Страница 44 из 53
Тонкая, изящная усмешка на мгновение преобразила его лицо.
— Вот, — сказал он и, вытащив блокнот, написал что-то неразборчиво. — Возьмите и закажите это в аптеке. Попросите, чтобы рецепт вам вернули, потому что лекарство понадобится снова. Я сделал об этом пометку.
Я взял белый листочек.
— Что это? — спросил я.
— То, что вы не в состоянии изменить, — сказал он. — Не забывайте об этом. Изменить этого нельзя.

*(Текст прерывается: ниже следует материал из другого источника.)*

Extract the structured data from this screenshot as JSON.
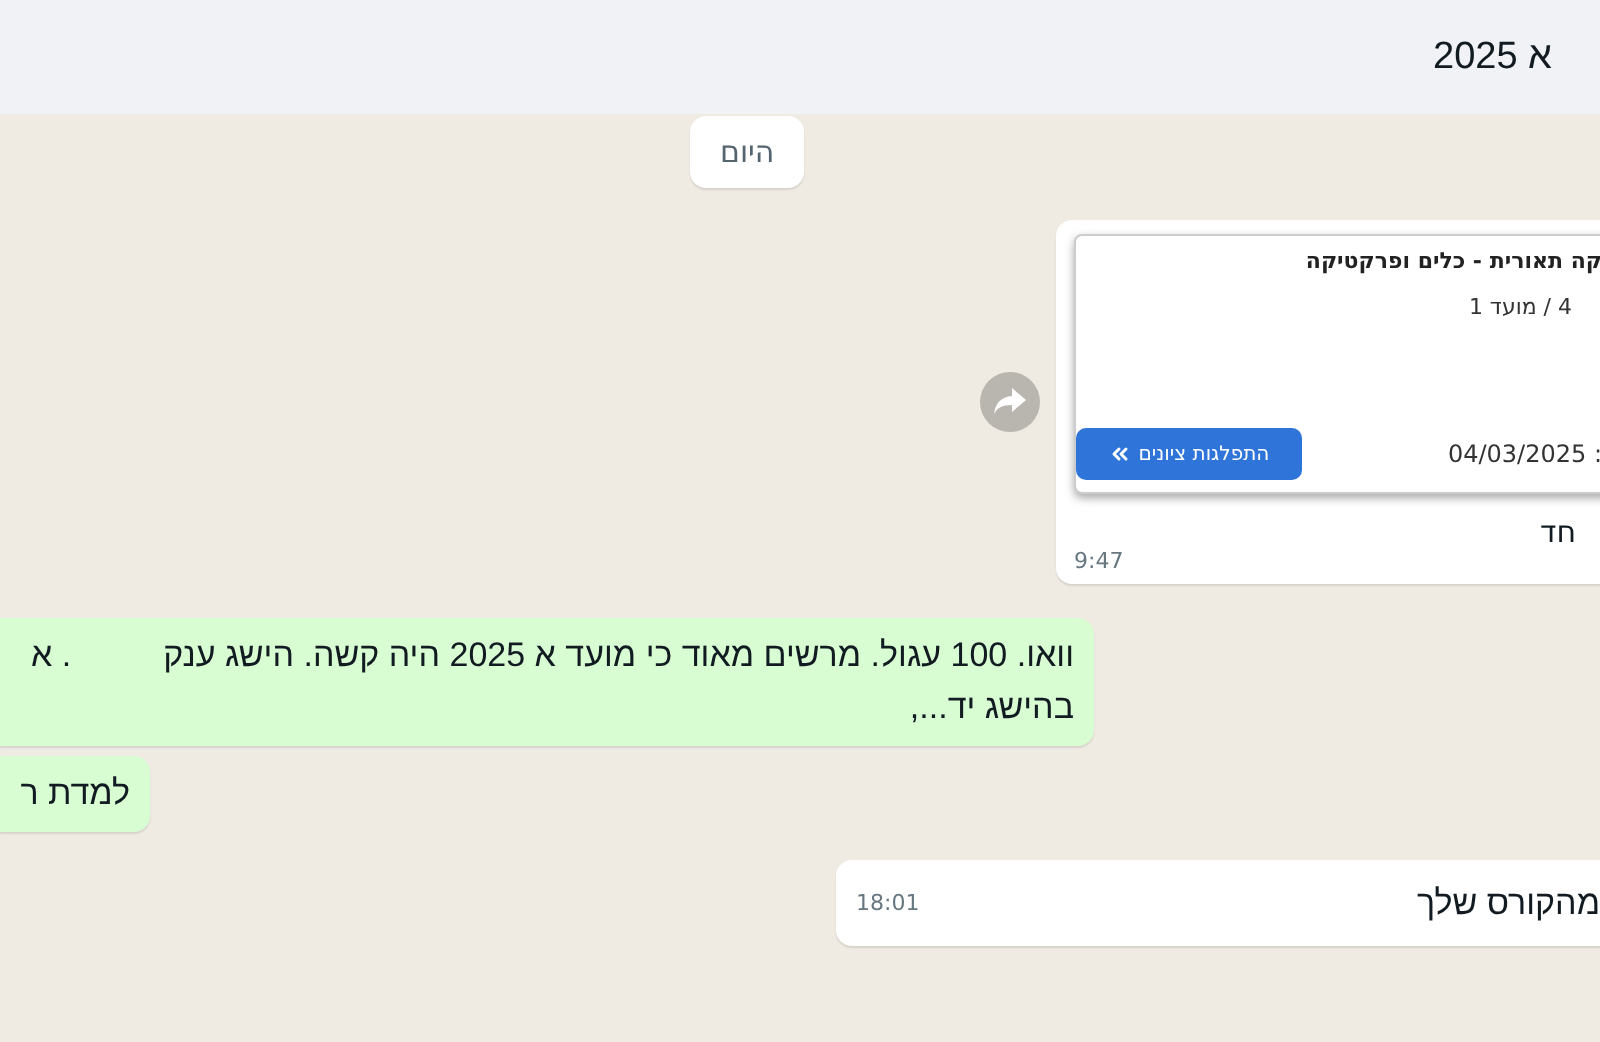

— Что это, я спрашиваю? Я хочу знать правду, не скрывайте от меня.
Он ничего не ответил.
— Если вам понадобится это, — повторил он, — обратитесь в аптеку. Вам отпустят.
— Что это?
— Сильное успокаивающее средство. Выдается только по рецепту врача.
Я спрятал рецепт.
— Сколько я вам должен?
— Ничего.
Пританцовывая, он пошел прочь, на углу обернулся:
— Принесите это и положите так, чтобы, ваша жена могла его найти! Не говорите с ней об этом. Она знает все. Она достойна преклонения.
— Элен, — сказал я. — Что все это значит? Ты больна. Почему ты не хочешь со мной об этом говорить?
— Не мучай меня, — сказала она мягко. — Позволь мне жить так, как я хочу.
— Ты не хочешь говорить со мной об этом?
Она покачала головой:
— Тут не о чем говорить.
— Я не могу тебе помочь?
— Нет, любимый, — ответила она. — На этот раз ты мне помочь не в силах. Если бы ты мог, я бы тебе сказала.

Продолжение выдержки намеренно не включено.